While I still think there’s plenty of room for innovation in the phone industry, these services should have flunked the market sizing alone. Let’s do the sizing together:

  1. The big, must-have criteria is users must be extremely tech savvy. I’ll give them a generous 15% of the US population. That’s 45 million people. Not bad if I stopped here. I won’t.
  2. These geeks (I use the term lovingly) would have to be stupendously cheap or destitute AND they have lots of friends to call. Ahem. Last I recall, World of Warcraft already had a chat function built in. So let’s say 10% of the remaining 45 million fall into this category. (Even if it’s 20%, we’re down to a total target market of under 9 million.)
  3. Of the 9 million who CAN figure out the service…how many would put up with inconvenient, work-around dialing (through websites, third parties, and guys named Al)? I’d say we’re left with the people who were in the conference room pitching the VC’s.

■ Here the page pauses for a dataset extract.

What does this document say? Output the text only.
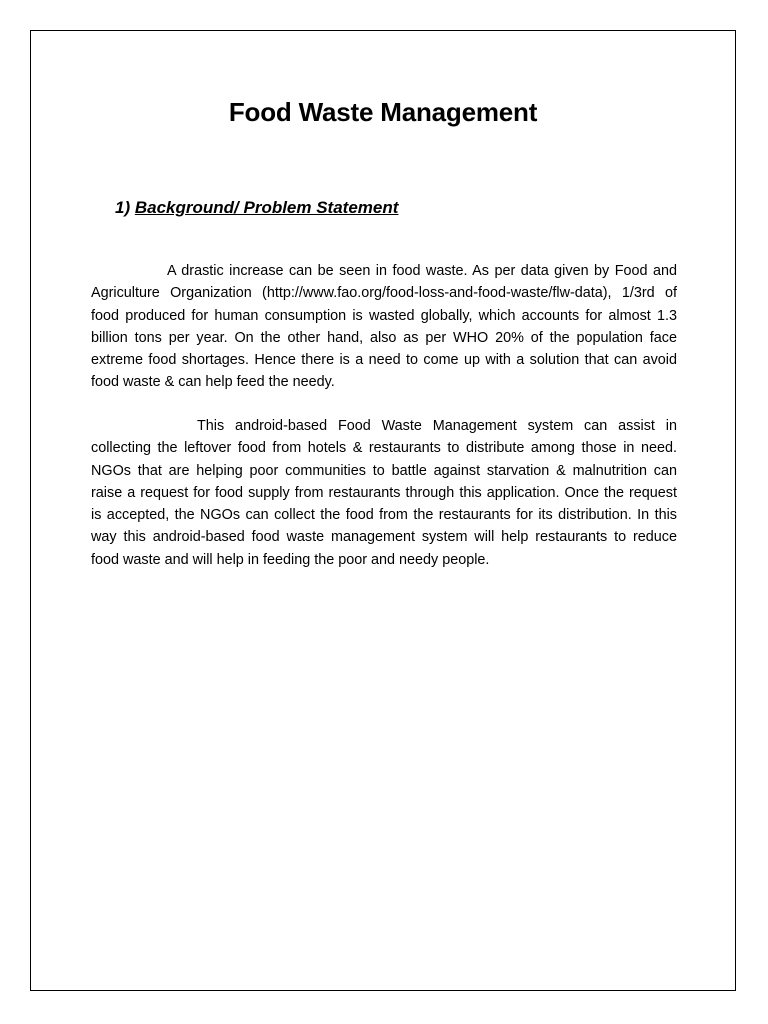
Food Waste Management
1) Background/ Problem Statement

A drastic increase can be seen in food waste. As per data given by Food and Agriculture Organization (http://www.fao.org/food-loss-and-food-waste/flw-data), 1/3rd of food produced for human consumption is wasted globally, which accounts for almost 1.3 billion tons per year. On the other hand, also as per WHO 20% of the population face extreme food shortages. Hence there is a need to come up with a solution that can avoid food waste & can help feed the needy.

This android-based Food Waste Management system can assist in collecting the leftover food from hotels & restaurants to distribute among those in need. NGOs that are helping poor communities to battle against starvation & malnutrition can raise a request for food supply from restaurants through this application. Once the request is accepted, the NGOs can collect the food from the restaurants for its distribution. In this way this android-based food waste management system will help restaurants to reduce food waste and will help in feeding the poor and needy people.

Even if you add the international market, your facing similar barriers. Not much here.

Lessons Learned

  1. If your new product requires customers to take 2-6 additional steps to do something simple, you’d better be saving them a lot of money. Better yet, if you’re innovating in commodity space, you should be seeking to reduce complexity, not introduce it.
  2. It appears very little market research was done here. I’ve noticed this a lot with entrepreneurs. They have a vision and don’t slow down to gather insights from prospective customers. It’s a recipe for missing the mark.
  3. Ask am I solving a real problem? I’ve seen a lot of “solutions” in search of a problem. My favorite example of this are the Oakley MP3 player sunglasses and tech-clothing. (I’ll save my tirade on the HP lingerie collection for another time.
  4. There appears to be a stunning number of VC’s with money burning a hole in their pocket. And it looks like they’re not a hard sell. You might be a few rudimentary slides away from being a paper millionaire. Ahhh 1999, I miss you so.
  5. Dare to dream. If you have an entrepreneurial idea, the time to pursue it is now.

If you’re a VC reading this, I’m already up to slide 7.